Kein Fahrverbot!

Aus dem rechtsstaatlichen Übermaßverbot ergibt sich, dass eine besondere Härte Anlass sein kann, dass ein Fahrverbot, das in einem Bußgeldverfahren grundsätzlich verwirkt wurde, wegfällt.

Es gibt inzwischen eine Vielzahl von Fällen, die von den deutschen Gerichten entschieden wurden. Denn es ist bei den Massendelikt Verkehrsordnungswidrigkeiten sehr häufig das Bestreben des Betroffenen, dass Fahrverbot nicht antreten zu müssen. Das OLG Bamberg hat sich in einem Beschluss vom 28.12 2015 (AZ 3 Ss Owi 1450/15) mit einem Fall auseinanderzusetzen gehabt, in dem der Betroffene durch ärztliche Atteste belegen konnte, dass er aus gesundheitlichen Gründen weder mit Fahrmöglichkeiten als Beifahrer, noch öffentliche Verkehrsmittel nutzen kann. Daher sei er auf die Nutzung eines Kraftfahrzeugs als Fahrer angewiesen. Weiterhin konnte er darlegen, dass die Verhängung des Fahrverbotes zu Ertragseinbußen bei ihm führen würde.

Das OLG Bamberg hat darauf hingewiesen, dass ergänzend dargelegt werden muss, dass die erheblichen Ertrags-oder Gewinneinbußen weiter insofern ausgeführt werden müssen, dass diese mit einer drohenden Existenzgefährdung einhergehen. Denn nur dann sei das Tatgericht gehalten, entsprechenden Behauptungen des Betroffenen im Rahmen seiner Amtsaufklärungspflicht weiter nachzugehen.
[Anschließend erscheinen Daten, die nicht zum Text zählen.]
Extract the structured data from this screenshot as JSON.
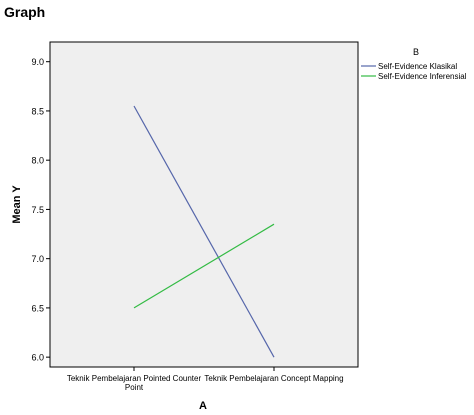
{
  "page": {
    "title": "Graph"
  },
  "colors": {
    "plot_background": "#efefef",
    "axis": "#000000",
    "series_1": "#5566aa",
    "series_2": "#33bb44"
  },
  "chart_data": {
    "type": "line",
    "categories": [
      "Teknik Pembelajaran Pointed Counter Point",
      "Teknik Pembelajaran Concept Mapping"
    ],
    "category_label_lines": [
      [
        "Teknik Pembelajaran Pointed Counter",
        "Point"
      ],
      [
        "Teknik Pembelajaran Concept Mapping"
      ]
    ],
    "series": [
      {
        "name": "Self-Evidence Klasikal",
        "values": [
          8.55,
          6.0
        ],
        "color": "#5566aa"
      },
      {
        "name": "Self-Evidence Inferensial",
        "values": [
          6.5,
          7.35
        ],
        "color": "#33bb44"
      }
    ],
    "title": "",
    "xlabel": "A",
    "ylabel": "Mean Y",
    "ylim": [
      5.9,
      9.2
    ],
    "yticks": [
      "6.0",
      "6.5",
      "7.0",
      "7.5",
      "8.0",
      "8.5",
      "9.0"
    ],
    "grid": false,
    "legend_title": "B",
    "legend_position": "right"
  }
}
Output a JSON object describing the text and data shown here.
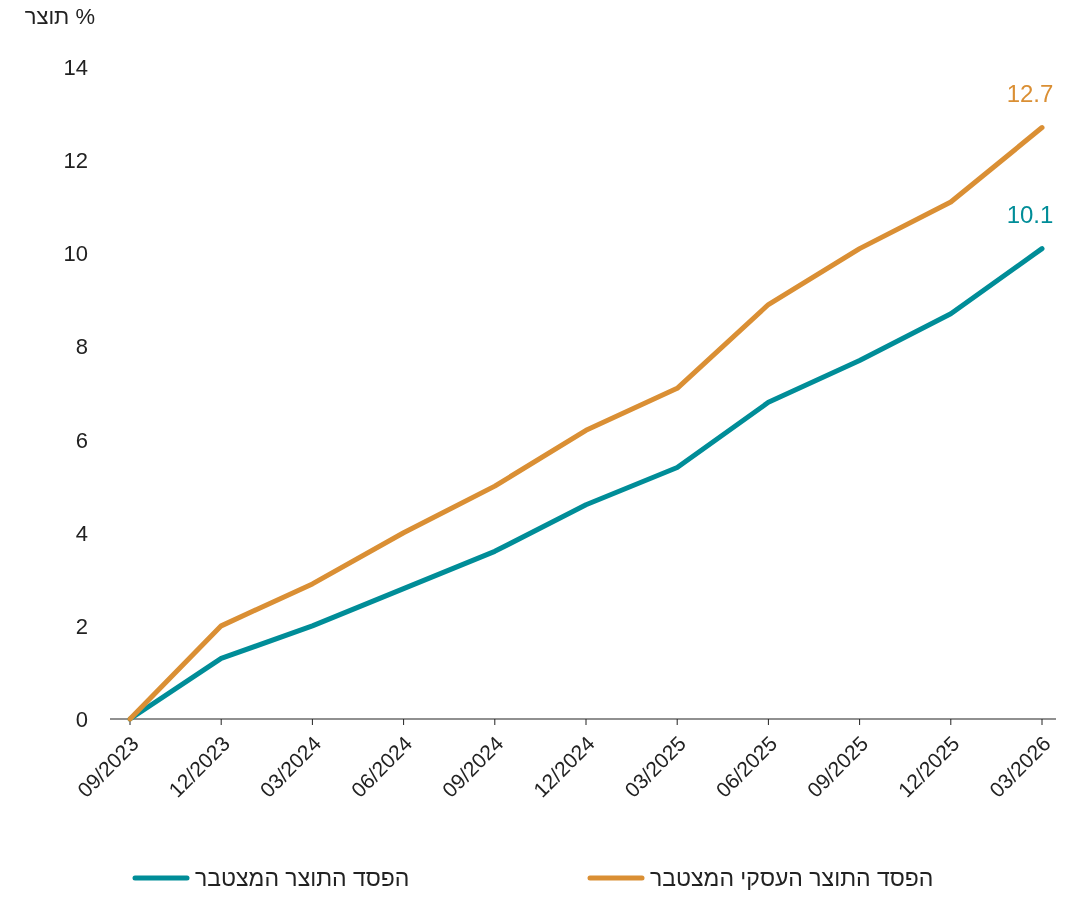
{
  "chart_data": {
    "type": "line",
    "ylabel": "% תוצר",
    "categories": [
      "09/2023",
      "12/2023",
      "03/2024",
      "06/2024",
      "09/2024",
      "12/2024",
      "03/2025",
      "06/2025",
      "09/2025",
      "12/2025",
      "03/2026"
    ],
    "series": [
      {
        "name": "הפסד התוצר המצטבר",
        "color": "#008d98",
        "values": [
          0,
          1.3,
          2.0,
          2.8,
          3.6,
          4.6,
          5.4,
          6.8,
          7.7,
          8.7,
          10.1
        ],
        "value_labels": [
          null,
          null,
          null,
          null,
          null,
          null,
          null,
          null,
          null,
          null,
          "10.1"
        ]
      },
      {
        "name": "הפסד התוצר העסקי המצטבר",
        "color": "#da8f34",
        "values": [
          0,
          2.0,
          2.9,
          4.0,
          5.0,
          6.2,
          7.1,
          8.9,
          10.1,
          11.1,
          12.7
        ],
        "value_labels": [
          null,
          null,
          null,
          null,
          null,
          null,
          null,
          null,
          null,
          null,
          "12.7"
        ]
      }
    ],
    "ylim": [
      0,
      14
    ],
    "yticks": [
      0,
      2,
      4,
      6,
      8,
      10,
      12,
      14
    ],
    "grid": false,
    "legend": "bottom",
    "marker": "none",
    "line_style": "solid"
  }
}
Zwar folge aus der einschlägigen Vorschrift (§ 4 Abs. 1 S. 1  Bußgeldkatalogverordnung) nicht, dass ausnahmslos ein Fahrverbot zu verhängen wäre. Vielmehr steht dem Tatrichter ein Ermessensspielraum zu, um Verstößen im Straßenverkehr mit der im Einzelfall angemessenen Sanktion zu begegnen (vgl. u.a. Bundesverfassungsgericht NJW 1996,1809). Die Frage, ob die Würdigung der Tat und der Persönlichkeit des Täters besondere Umstände ergibt, nach denen es ausnahmsweise der Warnfunktion eines Verbots im Einzelfall nicht bedarf, liegt grundsätzlich in seinem Verantwortungsbereich. Der Tatrichter hat innerhalb des ihm eingeräumten Beurteilungsspielraums die Wertungen nach eigenem pflichtgemäßen Ermessen zu treffen. Seine Entscheidung kann durch das Rechtsbeschwerdegericht deshalb nur daraufhin überprüft werden, ob er sein Ermessen fehlerhaft ausgeübt hat, weil er die anzuwendenden Rechtsbegriffe verkannt, die Grenzen des Ermessens durch unzulässige Erwägungen überschritten sich nicht nach den Grundsätzen und Wertmaßstäbe des Gesetzes gerichtet hat. In Zweifelsfällen hat hierbei das Rechtsbeschwerdegericht die Bewertung des Tatrichters zu akzeptieren. Und zwar auch dann, wenn es (das Rechtsbeschwerdegericht) selbst hinsichtlich der Frage des Fahrverbots zu einem abweichenden Ergebnis gelangt.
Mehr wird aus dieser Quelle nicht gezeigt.